Pour l’expert averti, la supercherie saute aux yeux. Pour l’amateur, l’illusion est parfaite.
Les conséquences désastreuses
Pour les acheteurs, les risques sont considérables. Une réplique achetée avec une carte grise frauduleuse est juridiquement invendable dès lors que la fraude est détectée. En cas d’accident, l’assurance se désengage immédiatement : le véhicule n’étant pas homologué, la garantie est nulle. Les conséquences financières et judiciaires peuvent être dramatiques, notamment si des dommages corporels sont en jeu.
Des condamnations ont déjà été prononcées en cassation, avec obligation de remboursement et destruction des papiers invalides.
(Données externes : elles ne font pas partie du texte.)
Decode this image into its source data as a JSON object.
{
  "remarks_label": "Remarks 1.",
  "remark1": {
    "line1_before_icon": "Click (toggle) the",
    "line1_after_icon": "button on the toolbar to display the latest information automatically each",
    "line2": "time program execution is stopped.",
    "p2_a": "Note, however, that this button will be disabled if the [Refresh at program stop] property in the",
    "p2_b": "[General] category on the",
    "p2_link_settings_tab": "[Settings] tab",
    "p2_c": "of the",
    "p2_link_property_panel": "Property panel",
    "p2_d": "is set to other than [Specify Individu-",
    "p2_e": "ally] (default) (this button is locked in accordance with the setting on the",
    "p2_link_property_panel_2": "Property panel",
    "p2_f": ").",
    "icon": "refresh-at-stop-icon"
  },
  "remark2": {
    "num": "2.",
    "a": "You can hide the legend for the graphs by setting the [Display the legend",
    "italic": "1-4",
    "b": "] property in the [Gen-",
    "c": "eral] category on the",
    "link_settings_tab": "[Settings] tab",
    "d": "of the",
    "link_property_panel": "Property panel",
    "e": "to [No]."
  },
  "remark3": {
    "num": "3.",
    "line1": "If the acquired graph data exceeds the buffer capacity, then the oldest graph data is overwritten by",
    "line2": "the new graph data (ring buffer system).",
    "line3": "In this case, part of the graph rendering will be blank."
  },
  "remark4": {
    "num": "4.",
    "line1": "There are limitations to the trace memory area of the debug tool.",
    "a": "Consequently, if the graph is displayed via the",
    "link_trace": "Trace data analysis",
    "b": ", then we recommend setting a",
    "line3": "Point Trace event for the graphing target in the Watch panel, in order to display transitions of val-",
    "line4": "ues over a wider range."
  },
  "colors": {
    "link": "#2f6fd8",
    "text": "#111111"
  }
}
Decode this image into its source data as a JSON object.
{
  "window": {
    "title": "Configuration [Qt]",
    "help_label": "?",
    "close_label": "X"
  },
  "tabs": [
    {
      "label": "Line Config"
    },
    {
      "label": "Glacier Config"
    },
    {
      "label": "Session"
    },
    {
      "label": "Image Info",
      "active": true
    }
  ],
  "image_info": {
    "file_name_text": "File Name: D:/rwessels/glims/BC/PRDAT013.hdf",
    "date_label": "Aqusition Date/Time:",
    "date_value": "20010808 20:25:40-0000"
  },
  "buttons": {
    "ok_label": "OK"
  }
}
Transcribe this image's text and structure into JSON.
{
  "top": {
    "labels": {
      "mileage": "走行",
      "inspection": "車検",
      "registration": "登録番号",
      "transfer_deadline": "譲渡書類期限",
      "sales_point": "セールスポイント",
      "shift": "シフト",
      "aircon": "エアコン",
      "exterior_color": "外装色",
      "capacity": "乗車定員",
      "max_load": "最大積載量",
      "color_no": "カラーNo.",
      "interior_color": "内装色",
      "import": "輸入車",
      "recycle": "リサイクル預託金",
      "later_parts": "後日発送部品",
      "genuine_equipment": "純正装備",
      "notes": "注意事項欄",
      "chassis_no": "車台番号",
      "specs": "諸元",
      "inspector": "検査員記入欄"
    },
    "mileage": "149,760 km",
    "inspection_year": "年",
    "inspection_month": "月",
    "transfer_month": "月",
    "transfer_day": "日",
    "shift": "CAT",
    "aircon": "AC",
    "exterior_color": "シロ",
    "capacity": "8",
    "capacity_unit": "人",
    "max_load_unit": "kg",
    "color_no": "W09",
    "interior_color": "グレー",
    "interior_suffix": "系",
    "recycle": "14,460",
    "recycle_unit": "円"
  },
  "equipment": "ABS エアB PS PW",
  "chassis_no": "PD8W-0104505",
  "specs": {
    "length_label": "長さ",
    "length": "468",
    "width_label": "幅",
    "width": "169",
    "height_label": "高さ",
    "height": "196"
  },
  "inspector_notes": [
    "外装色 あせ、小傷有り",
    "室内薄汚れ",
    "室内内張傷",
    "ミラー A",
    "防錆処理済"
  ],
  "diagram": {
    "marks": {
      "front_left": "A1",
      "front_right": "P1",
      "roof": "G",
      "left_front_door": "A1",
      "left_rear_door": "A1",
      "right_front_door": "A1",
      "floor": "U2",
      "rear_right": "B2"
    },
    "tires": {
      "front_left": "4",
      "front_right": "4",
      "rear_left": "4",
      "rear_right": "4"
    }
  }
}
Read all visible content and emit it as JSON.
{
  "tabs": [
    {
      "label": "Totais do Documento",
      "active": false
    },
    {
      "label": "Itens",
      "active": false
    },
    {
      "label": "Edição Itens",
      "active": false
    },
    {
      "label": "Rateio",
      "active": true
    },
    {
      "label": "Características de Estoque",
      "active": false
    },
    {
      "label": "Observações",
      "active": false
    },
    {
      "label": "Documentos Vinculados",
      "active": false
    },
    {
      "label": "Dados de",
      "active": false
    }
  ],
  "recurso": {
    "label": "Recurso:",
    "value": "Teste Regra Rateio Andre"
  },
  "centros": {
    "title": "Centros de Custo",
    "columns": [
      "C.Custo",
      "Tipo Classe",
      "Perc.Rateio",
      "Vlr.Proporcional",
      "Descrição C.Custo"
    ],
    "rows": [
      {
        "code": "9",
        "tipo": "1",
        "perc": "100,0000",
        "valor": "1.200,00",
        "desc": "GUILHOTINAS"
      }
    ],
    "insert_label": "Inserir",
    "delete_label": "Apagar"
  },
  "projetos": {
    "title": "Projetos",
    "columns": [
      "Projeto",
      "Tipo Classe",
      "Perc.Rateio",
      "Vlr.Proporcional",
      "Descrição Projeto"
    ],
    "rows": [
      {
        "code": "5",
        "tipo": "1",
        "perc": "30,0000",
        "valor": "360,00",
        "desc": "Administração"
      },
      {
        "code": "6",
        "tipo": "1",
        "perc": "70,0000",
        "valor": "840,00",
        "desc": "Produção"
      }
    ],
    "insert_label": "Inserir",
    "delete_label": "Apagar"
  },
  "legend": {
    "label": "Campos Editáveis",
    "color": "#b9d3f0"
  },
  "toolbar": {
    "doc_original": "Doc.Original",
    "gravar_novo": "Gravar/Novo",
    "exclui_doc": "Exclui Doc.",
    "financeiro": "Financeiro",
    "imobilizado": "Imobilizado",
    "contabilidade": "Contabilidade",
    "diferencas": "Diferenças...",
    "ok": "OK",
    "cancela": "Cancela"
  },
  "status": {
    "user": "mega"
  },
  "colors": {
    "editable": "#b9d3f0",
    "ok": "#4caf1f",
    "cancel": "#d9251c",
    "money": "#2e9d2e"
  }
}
Le danger ne reste pas théorique.
Un collectionneur italien a ainsi payé plus de 510 000 € pour une GT40 achetée en Belgique, persuadé d’acquérir une voiture en règle. Cette réplique était même une réplique officielle sous licence commerciale Shelby América. Ces répliques sous licence se nomment des « CONTINUATION » mais cela ne change rien à la problématique. Cet exemplaire était même une modèle spécial 50 -ème anniversaire … La solution de l’équation est dans le titre … Cette GT40 était donc de 2016 (1966 +50 = 2016). Bien évidemment, hors de question pour la FFVE de certifier que cette auto puisse être considérée comme âgée de plus de 30 ans. Au bout du compte, son propriétaire (résidant Français) ne pouvait briguer qu’une carte grise normale; que l ANST lui refusa (puisque pas de COC pour cette automobile).
Lorsque les démarches administratives ont révélé la fraude, il s’est retrouvé avec un véhicule inutilisable, sans valeur marchande et impossible à immatriculer (l’affaire a été confiée à son avocat). Une mésaventure qui illustre la gravité du problème : ce ne sont pas seulement des passionnés trompés, mais parfois toute une épargne qui part en fumée.
Les comparaisons sont parlantes : acheter une Cobra avec une carte grise frauduleuse, c’est comme acquérir une maison construite sans permis de construire ou une Rolex contrefaite vendue au prix fort. Tout peut s’écrouler du jour au lendemain.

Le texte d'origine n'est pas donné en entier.